The motives of such investments are not immediate profit: sources tell us DuPont paid nearly a hundred times Granular’s annual revenue to secure ownership of the business. Rather, one should see it as strategic positioning, catering for a more demanding base of farmland and agribusiness investors. It also comes at a time when the quality of public databases is declining, according to some operators, as the market becomes increasingly controlled by large, private entrepreneurs who don’t share their data.

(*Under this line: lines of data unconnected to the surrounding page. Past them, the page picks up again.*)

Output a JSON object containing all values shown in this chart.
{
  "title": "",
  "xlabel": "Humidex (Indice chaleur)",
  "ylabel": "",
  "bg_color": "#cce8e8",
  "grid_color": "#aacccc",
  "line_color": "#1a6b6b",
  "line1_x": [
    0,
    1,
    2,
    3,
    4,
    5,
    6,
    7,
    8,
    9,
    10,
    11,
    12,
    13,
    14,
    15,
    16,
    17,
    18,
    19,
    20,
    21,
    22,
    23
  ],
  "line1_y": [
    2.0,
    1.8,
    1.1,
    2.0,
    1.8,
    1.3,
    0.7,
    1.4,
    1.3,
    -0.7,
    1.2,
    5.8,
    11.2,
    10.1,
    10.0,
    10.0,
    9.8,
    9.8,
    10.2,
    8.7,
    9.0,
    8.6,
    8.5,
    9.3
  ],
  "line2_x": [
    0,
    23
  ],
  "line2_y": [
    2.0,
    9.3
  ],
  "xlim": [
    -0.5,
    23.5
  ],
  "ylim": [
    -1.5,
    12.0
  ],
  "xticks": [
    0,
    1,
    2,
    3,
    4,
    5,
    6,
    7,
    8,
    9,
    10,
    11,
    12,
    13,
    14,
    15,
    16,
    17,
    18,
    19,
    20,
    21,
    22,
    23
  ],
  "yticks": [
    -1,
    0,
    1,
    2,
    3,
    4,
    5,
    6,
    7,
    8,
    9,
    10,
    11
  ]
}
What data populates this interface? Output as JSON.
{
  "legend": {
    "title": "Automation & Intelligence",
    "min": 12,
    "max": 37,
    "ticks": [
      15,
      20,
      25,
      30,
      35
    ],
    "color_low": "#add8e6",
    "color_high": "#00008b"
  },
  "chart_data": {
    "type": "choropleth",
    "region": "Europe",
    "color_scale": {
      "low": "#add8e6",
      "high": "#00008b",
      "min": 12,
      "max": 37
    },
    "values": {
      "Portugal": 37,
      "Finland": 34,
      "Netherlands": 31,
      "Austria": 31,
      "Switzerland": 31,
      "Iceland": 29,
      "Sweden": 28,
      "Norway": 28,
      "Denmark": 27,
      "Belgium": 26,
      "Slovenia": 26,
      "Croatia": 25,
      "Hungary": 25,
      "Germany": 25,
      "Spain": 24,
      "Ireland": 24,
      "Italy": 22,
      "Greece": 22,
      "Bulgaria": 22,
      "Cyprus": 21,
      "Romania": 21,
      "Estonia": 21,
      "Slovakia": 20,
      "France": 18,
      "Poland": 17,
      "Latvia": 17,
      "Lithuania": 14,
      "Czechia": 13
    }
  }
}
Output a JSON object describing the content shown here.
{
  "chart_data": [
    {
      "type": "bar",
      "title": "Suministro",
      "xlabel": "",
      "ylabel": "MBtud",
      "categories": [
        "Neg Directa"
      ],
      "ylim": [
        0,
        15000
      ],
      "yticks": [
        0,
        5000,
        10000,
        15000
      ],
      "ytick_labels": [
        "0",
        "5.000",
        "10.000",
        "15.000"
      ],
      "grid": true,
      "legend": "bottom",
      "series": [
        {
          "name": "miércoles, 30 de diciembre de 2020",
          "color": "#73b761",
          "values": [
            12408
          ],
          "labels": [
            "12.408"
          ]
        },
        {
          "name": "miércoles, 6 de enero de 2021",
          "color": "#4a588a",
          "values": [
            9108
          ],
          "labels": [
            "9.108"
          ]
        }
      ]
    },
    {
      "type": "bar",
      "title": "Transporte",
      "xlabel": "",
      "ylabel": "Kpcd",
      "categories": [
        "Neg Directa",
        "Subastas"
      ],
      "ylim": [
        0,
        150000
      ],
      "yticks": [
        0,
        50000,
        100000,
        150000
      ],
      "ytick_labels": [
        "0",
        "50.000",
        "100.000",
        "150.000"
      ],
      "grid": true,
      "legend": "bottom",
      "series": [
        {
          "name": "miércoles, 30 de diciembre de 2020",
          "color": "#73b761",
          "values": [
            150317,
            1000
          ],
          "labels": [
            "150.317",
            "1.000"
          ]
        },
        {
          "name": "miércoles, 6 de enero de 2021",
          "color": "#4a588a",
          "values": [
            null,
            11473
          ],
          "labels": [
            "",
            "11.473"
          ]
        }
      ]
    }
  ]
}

On paper, majors thus stand to win big; those who invested early in chosen ventures, such as Granular, have already pocketed hefty rewards.

Yet market insiders warn of a bubble. “Agri majors are writing massive checks for very small businesses. And the only reason that works is that public markets are so goofy that they don’t penalize strategics for making stupid acquisitions,” an industry veteran told us last week. In his view, central bank-fueled liquidity is to blame for this; unsustainable business models may rapidly find themselves naked once the money-printing recedes.

“Everyone wants to play the lottery. You have three-four players that are acquisitive; in most verticals they’re going to buy one player, maybe two. But the end of that game is near.”

Indeed, as he predicted a future where quantitative easing would play a lesser role, UK central bank chief Mark Carney in February announced that central bankers’ 15 minutes of fame “would soon be over.”

The need for tech platforms will surely outlast QE, whenever monetary policy eventually tightens for good. But investors looking to bank on specific firms should place their chips carefully.